Fall Oury Jalloh Neues Gutachten nährt alte Zweifel
Im Jahr 2005 starb der Asylbewerber Oury Jalloh in einer Polizeizelle. Er soll sich den Behörden zufolge selbst angezündet haben. Doch ein neues Gutachten hält einen Tod durch Fremdeinwirkung für wesentlich wahrscheinlicher.
Vor 17 Jahren verbrannte der aus Afrika stammende Asylbewerber Oury Jalloh in einer Polizeizelle in Dessau. Bis heute sind die genauen Hintergründe seines Todes unklar. Ein neues Gutachten kommt zu dem Schluss, dass der damals 36-Jährige mit hoher Wahrscheinlichkeit in der Zelle angezündet wurde.

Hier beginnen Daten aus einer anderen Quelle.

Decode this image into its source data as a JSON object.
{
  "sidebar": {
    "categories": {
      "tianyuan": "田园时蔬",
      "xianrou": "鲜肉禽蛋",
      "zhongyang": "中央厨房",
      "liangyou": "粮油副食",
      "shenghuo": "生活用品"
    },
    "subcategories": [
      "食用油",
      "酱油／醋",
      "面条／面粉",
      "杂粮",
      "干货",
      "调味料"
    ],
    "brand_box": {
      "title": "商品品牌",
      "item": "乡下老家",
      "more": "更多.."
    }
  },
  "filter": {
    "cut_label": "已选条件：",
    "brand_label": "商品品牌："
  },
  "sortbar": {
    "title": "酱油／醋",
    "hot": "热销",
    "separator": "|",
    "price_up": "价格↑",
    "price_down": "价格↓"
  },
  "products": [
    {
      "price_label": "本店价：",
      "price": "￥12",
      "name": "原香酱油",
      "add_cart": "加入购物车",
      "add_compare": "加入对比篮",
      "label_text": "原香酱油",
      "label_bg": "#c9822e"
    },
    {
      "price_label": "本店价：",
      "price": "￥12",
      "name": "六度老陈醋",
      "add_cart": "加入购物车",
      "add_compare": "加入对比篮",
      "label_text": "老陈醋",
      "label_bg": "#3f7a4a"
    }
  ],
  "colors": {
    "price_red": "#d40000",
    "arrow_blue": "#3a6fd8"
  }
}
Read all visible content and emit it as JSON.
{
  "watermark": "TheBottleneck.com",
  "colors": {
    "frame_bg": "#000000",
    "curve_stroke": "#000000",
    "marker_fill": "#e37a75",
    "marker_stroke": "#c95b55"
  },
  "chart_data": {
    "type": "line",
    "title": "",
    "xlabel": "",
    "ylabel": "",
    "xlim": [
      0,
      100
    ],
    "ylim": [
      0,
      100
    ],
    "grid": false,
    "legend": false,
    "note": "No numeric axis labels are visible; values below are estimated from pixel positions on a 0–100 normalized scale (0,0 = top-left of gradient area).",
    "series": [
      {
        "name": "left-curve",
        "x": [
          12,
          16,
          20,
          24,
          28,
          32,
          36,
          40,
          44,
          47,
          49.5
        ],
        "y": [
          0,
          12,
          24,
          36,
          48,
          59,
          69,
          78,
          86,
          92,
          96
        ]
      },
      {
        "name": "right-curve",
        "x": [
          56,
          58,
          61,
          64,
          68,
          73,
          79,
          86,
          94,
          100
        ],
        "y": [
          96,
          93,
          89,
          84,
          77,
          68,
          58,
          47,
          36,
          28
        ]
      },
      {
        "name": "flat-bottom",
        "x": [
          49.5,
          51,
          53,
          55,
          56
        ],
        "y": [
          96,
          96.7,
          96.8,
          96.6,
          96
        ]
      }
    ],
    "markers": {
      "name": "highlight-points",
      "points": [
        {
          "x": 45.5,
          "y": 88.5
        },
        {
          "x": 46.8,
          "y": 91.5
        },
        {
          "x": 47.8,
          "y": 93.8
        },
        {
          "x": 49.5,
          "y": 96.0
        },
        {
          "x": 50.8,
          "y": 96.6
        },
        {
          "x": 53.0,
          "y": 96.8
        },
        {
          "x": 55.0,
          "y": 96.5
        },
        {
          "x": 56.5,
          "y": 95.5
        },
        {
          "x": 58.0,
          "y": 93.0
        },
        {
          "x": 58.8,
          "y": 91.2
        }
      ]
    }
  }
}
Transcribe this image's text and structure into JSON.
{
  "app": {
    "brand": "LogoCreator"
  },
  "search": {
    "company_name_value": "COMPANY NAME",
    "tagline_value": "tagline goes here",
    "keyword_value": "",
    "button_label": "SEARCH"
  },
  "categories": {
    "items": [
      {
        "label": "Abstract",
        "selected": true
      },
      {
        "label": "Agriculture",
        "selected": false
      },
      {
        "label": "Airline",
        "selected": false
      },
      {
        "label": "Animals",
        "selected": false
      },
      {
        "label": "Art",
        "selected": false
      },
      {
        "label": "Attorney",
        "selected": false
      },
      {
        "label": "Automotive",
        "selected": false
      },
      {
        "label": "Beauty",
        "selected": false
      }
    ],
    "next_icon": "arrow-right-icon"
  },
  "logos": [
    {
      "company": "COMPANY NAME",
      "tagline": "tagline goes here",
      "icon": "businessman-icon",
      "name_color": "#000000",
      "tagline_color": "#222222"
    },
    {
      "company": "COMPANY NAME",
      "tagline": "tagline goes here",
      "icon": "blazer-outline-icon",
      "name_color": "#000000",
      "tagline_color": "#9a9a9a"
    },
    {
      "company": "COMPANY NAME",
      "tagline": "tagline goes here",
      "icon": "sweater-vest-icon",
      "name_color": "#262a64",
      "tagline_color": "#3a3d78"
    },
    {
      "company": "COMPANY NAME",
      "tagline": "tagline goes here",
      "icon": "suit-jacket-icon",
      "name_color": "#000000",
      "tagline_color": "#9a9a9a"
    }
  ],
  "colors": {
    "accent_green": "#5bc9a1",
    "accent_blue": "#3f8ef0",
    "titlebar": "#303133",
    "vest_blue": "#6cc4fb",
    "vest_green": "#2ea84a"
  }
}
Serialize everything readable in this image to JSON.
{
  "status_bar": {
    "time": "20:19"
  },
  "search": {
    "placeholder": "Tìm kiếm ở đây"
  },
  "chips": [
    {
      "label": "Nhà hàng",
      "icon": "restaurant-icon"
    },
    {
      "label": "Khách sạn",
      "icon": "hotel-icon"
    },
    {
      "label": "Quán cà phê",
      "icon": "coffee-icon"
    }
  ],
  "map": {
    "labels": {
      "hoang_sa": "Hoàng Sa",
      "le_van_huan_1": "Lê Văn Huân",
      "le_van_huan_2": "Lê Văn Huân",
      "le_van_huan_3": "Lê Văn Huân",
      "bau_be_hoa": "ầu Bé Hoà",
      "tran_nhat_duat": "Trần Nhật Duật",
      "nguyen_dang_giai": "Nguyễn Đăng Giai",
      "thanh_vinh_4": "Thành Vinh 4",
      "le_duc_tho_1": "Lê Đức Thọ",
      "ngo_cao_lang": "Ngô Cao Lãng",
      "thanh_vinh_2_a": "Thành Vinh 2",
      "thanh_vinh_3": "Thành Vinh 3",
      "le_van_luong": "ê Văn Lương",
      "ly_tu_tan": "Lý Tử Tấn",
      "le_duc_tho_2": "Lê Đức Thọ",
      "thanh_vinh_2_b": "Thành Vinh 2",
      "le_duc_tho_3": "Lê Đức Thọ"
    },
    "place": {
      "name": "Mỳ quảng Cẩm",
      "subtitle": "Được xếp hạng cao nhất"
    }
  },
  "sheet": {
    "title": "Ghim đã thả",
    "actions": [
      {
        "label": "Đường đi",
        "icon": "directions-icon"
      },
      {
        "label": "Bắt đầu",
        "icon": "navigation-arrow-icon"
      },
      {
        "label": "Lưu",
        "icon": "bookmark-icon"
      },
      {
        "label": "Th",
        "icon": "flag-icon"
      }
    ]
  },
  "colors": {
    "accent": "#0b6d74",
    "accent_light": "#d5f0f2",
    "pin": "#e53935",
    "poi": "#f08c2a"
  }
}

Das neue Gutachten geht auf die Bemühungen der "Initiative in Gedenken an Oury Jalloh" zurück und basiert auf der Einschätzung des britischen Brandsachverständigen Iain Peck.
Zelle originalgetrau nachgebaut
Dafür wurde die Zelle 5 im Keller des Polizeireviers Dessau originalgetreu nachgebaut, um die Vorgänge aus dem Jahr 2005 in Echtzeit nachstellen zu können. Einzig eine Wand des Versuchsaufbaus bestand aus feuerfestem Glas, damit dahinter befindliche Kameras die Vorgänge in der Zelle festhalten können.
Der Version der Behörden zufolge entzündete sich Jalloh in seiner Zelle selbst, trotz Fixierung an seiner Matratze. Zu dem Zeitpunkt soll er unter Alkohol- und Drogeneinfluss gestanden haben.
Beim Versuch des Forensikers Peck wurde eine Person, die die gleiche Größe wie Jalloh hat, ebenfalls an einer Matratze festgebunden. Mehrere Anläufe haben laut Gutachten gezeigt, dass Jalloh nicht den Bewegungsspielraum gehabt hatte, um sich selbst anzuzünden.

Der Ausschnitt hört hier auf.